Monday, November 28, 2016

20161126 Cairo, Olmsted Dam, Pennsy Bridge over Little Wabash

I've learned on this trip that the brain can filter out foreground "noise" and you can see things in the distance better than the camera can. While driving north on US-52 north of Wickliff, KY, you are close to the Mississippi River, and you can catch glimpses of both bridges on the other side of the confluence. The Ohio River bridge is on the right and the Mississippi River is on the left.




Then we went over the Ohio River bridge.







You can catch glimpses of the Mississippi River Bridge.

Lots of parked tows. Probably because of a backup for Lock #53.
My wife tried taking pictures upstream while on the bridge, but the camera would not fire. I assume it is because the auto focus was going nuts trying to deal with all of the bridge members flashing before it. I'm going to have to learn how to put the lens on manual focus and focus it near infinity.
If I had spoken earlier, my wife could have caught the Mississippi bridge instead of a van column.
At the end of 8th St. is access to the river side of the levee. I parked on this side and walked around.








Coming back, they have marked the various flood levels on the levee. (That is our van in the background.)
They call this block Historic Cairo. The reason I took the picture was the depiction of streetcar tracks in the brick road.
I now have my own picture of a Central Soya car used to carry soybeans. My dad used to work for Central Soya. I figured there must be a Bunge plant nearby.
Part of the cut containing the Central Soya car and the plant in the background.


I confirmed it was Bunge. Judging from the satellite image, this elevator can do rail to barge transshipment as well as supply the plant.
I got this...

...and this view of a rotary kiln.
I was fighting trees to get a closer view of the CN/IC bridge. If I get too close, the levee wall blocks my view.




US-51 goes under the IC with a bridge built in 1903.
This is a levee door. During a flood, it looks like the only way in and out of Cairo is Washington Ave. to Mississippi Levee Rd.
An articulated Ford tractor. Was this built by Steiger or after they bought Versatile?

Depot and caboose in Olmsted, IL.








The new boat launch. A lot more tows parked. They are probably waiting on Lock #53.













This was the other lesson that just because the eye sees something through foreground noise does not mean the camera can. I spent a lot of time driving back slowly back and forth (there was no traffic on the road) trying to get a picture of the worlds largest gantry crane. I deleted a lot of the attempts. That is, this is the best I could got.

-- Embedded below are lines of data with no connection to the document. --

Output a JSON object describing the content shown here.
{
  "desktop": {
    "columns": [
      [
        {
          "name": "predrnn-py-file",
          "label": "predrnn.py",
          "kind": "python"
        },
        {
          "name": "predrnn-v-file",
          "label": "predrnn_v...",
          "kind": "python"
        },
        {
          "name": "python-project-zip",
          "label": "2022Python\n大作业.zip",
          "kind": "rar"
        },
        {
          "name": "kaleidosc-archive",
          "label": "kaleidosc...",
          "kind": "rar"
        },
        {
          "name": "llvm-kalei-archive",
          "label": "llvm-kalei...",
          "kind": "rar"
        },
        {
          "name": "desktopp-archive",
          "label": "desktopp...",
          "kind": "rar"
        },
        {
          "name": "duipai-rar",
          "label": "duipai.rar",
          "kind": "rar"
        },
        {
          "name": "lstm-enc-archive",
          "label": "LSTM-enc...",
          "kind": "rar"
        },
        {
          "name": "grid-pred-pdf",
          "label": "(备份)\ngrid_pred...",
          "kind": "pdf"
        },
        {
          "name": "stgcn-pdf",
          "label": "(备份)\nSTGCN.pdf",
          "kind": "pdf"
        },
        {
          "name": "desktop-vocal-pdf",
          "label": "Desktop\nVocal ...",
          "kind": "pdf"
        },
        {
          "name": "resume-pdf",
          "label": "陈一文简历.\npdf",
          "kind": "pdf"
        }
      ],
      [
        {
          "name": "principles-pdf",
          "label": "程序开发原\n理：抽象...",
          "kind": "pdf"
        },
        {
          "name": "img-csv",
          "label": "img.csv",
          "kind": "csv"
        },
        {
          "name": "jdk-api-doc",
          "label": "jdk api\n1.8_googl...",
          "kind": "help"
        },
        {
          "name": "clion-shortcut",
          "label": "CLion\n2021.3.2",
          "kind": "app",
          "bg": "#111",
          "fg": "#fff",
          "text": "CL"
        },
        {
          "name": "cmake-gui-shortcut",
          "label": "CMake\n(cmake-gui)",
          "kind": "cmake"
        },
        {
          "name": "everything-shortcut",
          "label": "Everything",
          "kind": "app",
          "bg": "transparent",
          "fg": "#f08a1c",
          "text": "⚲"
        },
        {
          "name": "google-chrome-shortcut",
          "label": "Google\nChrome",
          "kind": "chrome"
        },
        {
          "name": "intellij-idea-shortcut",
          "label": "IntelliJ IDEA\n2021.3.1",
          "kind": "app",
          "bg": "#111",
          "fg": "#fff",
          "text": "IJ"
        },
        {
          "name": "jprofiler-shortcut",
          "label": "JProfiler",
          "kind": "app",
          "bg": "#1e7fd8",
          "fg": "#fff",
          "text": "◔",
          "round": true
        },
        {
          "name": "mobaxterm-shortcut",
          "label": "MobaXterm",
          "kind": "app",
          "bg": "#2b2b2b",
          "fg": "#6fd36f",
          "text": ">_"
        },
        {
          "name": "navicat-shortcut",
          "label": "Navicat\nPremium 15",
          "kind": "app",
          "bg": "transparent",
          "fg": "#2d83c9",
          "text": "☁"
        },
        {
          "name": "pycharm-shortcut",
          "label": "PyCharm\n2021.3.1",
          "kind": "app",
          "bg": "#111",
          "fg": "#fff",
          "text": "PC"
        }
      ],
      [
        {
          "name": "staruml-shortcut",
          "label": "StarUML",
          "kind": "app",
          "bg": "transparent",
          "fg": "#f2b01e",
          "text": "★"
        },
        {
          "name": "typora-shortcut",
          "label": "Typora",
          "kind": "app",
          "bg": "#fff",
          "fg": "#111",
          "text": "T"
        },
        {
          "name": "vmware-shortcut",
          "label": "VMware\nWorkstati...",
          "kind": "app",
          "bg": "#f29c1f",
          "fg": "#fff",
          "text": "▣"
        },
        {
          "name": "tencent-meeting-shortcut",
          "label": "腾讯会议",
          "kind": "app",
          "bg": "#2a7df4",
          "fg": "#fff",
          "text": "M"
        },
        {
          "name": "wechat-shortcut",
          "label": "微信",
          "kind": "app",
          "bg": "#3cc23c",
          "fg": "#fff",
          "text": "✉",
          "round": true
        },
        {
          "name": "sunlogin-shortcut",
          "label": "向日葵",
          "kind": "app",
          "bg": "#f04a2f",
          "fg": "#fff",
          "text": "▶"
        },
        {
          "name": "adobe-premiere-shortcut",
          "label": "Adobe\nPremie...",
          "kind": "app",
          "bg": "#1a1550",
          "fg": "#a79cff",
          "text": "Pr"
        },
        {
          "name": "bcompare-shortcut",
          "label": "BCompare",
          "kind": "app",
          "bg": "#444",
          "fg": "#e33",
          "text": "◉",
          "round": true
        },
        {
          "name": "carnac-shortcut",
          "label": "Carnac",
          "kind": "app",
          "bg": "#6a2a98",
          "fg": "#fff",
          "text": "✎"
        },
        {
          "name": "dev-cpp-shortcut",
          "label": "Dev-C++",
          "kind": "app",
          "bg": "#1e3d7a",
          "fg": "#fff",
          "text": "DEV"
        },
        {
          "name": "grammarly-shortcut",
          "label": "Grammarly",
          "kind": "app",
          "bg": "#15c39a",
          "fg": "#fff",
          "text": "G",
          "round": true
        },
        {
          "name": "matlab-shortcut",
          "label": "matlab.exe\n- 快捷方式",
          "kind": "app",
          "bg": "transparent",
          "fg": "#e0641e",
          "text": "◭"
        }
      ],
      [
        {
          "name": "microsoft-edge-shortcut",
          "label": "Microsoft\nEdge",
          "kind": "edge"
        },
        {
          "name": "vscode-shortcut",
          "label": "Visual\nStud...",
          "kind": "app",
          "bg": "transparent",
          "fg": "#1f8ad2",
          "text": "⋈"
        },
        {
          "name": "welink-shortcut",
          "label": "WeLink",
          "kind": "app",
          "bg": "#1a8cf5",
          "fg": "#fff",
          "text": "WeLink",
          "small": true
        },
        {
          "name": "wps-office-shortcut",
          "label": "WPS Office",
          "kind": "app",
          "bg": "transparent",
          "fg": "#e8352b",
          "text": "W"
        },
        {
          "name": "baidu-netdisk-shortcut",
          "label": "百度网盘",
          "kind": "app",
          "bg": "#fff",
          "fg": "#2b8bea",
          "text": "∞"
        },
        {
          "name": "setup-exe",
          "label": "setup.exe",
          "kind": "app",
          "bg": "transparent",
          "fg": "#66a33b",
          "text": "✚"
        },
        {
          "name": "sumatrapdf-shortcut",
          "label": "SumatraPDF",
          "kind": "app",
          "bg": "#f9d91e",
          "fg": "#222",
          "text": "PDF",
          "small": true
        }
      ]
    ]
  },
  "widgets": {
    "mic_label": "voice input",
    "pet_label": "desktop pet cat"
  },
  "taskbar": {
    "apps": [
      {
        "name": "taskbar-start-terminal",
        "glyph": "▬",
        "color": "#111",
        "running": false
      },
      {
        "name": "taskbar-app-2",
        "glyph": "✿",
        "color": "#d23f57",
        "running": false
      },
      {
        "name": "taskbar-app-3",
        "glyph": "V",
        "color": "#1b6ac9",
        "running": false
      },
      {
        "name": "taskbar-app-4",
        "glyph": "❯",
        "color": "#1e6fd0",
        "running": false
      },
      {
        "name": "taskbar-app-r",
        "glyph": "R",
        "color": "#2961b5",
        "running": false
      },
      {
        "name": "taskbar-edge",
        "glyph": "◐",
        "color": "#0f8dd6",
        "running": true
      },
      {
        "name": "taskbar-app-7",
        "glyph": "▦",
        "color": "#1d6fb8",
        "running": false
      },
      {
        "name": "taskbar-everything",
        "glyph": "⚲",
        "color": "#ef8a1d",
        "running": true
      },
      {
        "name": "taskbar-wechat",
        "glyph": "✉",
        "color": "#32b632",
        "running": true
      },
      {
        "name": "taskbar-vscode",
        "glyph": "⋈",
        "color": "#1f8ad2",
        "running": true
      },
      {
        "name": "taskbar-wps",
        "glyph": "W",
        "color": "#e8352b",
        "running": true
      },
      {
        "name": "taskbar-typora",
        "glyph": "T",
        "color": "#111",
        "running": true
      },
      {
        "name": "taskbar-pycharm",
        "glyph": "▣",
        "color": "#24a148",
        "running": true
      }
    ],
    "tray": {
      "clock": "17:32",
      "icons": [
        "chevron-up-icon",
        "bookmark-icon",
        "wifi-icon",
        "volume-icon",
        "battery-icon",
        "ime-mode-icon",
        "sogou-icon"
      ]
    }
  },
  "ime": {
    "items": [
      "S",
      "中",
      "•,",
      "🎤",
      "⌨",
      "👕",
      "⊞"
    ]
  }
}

Down at the old boat launch. The were a couple of tugboats leaving the parking area. I barely caught the one heading downstream (to the right).
The white thing on the left is the catamaran barge.
The skid for the cradle. I had a hard time getting a picture of the cradle because of the trees. I was not going to walk out into the river or onto their property to get a better view. Minimally, I would have had to go back to the van and change to the "crud shoes" I carry for field trips.




I switched to the telephoto lens to get closeups.





You can see some of the Tainter gates up in the air and the tow in the background that we saw earlier from the old boat launch. You can see other tows in the parking area in the foreground.
Note only has the two advanced a little further, I found a Tainter gate pier between the tow and that grey column. I can't show that pier in the satellite image because it was placed after the image was taken.
The two towers with the fancy roofs closer to the camera are for the upstream lock gates.
A better view of the upstream superstructure for the locks.


I'm still trying to get a picture of the gantry crane.
Finally, I parked at the visitor center.


My wife said this sidewalk extension was open only Mon-Fri and we are there Sat. Fortunately, I did not see that sign.
The dam has had such bad cost and time overruns that parts of this sign have faded really bad.




Finally, some decent shots of the gantry crane because I used the sidewalk on a Sat.

On the left, you can see the cradle.




Sometimes I forget I already took a view. Fortunately, magnetic domains on disk drives have become cheap.
Trying to get shots of the precast bays and what is "up on the hill."

I almost missed these old wicker gates removed from either Dam #52 or #53. They are past their lifetime because it has taken so long to build Olmsted and corroded cast iron is a bigger issue every year.

Some closeups of that first sign I took at the visitor center pavilion.